Saturday, November 12, 2016

Sascha Müller [Supersix Records Extra 046]

Having received a massive package of releases from the man Sascha Müller himself only a few days ago it's about time to have a deeper look into one of his latest albums, the 46th musical outing on his very own imprint Supersix Records Extra. Going in hard with a bunch of 13 tracks the album opener "Feindkontakt" serves an array of super dry bassdrums as a solid foundation for minimalistic, nerve wrecking Techno stabs bringing in a pure body experience whilst the following "Metaplex" takes a totally different path and serves one of the dopest approaches to super organic, 303-infused TripHop / Downtempo we've heard in a quite a while. Next up is "Mr. Delete", a tune fusing stripped down Underground House with a darn funky Chicago House-bassline to a great effect, the "Oscillator Rhythm" accelerates down the fast lane and brings back driving Tribal Techno and seductive female vocal samples for a reason, "Pipp" serves highly distorted Techno with an Axis-reminiscing twist as well as dark, sweeping Rave signals and "Pixelstorm" rides a braincell crunching MonoAcid wave for those who can take it.

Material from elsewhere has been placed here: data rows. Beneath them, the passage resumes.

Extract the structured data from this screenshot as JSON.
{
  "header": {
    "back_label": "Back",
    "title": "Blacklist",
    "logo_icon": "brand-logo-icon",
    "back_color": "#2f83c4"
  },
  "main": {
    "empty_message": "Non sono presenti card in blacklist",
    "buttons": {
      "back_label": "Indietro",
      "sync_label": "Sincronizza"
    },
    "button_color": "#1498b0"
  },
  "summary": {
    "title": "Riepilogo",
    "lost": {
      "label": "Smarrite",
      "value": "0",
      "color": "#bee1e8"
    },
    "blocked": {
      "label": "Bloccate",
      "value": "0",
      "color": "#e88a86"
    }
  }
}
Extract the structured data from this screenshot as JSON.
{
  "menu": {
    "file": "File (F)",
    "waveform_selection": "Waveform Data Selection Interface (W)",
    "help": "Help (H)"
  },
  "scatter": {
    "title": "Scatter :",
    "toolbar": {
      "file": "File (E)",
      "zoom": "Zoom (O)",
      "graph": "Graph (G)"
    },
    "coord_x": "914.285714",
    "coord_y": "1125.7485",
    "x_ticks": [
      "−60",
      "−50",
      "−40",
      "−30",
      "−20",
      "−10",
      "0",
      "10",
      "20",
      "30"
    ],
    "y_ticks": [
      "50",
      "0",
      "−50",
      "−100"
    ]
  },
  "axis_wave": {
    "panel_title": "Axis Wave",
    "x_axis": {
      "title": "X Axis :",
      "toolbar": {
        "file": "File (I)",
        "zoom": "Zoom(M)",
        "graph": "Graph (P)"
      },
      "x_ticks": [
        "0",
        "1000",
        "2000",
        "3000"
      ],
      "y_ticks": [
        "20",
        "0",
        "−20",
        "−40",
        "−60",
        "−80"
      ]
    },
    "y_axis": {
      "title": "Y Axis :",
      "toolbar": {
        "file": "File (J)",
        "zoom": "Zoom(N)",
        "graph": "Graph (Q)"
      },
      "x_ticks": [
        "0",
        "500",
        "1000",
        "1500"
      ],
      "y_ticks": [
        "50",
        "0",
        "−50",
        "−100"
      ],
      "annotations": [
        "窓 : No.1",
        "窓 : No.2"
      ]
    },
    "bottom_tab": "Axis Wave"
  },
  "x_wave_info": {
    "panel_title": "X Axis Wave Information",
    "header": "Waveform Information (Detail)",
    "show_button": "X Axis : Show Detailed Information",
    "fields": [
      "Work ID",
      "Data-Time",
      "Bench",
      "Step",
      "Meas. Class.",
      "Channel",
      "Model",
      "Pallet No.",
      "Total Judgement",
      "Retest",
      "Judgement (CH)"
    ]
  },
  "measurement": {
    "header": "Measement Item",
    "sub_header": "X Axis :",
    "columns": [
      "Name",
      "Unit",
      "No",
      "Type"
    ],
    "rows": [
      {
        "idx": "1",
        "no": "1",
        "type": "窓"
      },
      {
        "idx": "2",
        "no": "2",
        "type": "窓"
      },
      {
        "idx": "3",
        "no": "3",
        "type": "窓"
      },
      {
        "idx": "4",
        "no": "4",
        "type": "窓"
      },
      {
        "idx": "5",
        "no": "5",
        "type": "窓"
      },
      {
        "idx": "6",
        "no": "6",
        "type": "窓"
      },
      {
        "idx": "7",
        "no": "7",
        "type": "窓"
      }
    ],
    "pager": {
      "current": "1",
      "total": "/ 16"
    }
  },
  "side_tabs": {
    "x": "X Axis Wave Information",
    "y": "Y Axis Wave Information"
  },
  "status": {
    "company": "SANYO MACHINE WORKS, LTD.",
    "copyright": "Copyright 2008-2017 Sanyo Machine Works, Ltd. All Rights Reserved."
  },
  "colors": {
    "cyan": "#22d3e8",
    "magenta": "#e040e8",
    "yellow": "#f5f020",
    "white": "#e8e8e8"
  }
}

Furthermore "Pounder (Technology Mix)" is, well..., thrilling, hard pounding Acid-fueled Techno for large arenas, the "Primitive Dancer" sets dancefloors on fire with a lively killer lo-fi motif crafted for primetime abuse and the subsequent "Reverse" takes us on a trip to a place where twisted, continous filter movements and cold, psyched out synth bass figures are falling together in a fascinating, yet minimalist way. "Rolltreppe", the track following up, turns out to be a totally childish, playful, Easy Listening interlude presumingly produced on old vintage synths or other quirky equipment, "Saigon" redefines HardRave through an amalgamation of grinding horror synths and anticyclical Acid patterns whilst  "Save The Music" is on a heavy destruction tip like a caterpillar on tilt mode, living up to the promise of its hard, Hardcore-reminiscing and hypercompressed drum terror before the final "Scan Process" fuses brutal distortion with quite a bunch of Tribal vibes to conclude this album as the most energetic peak time effort on this longplay piece.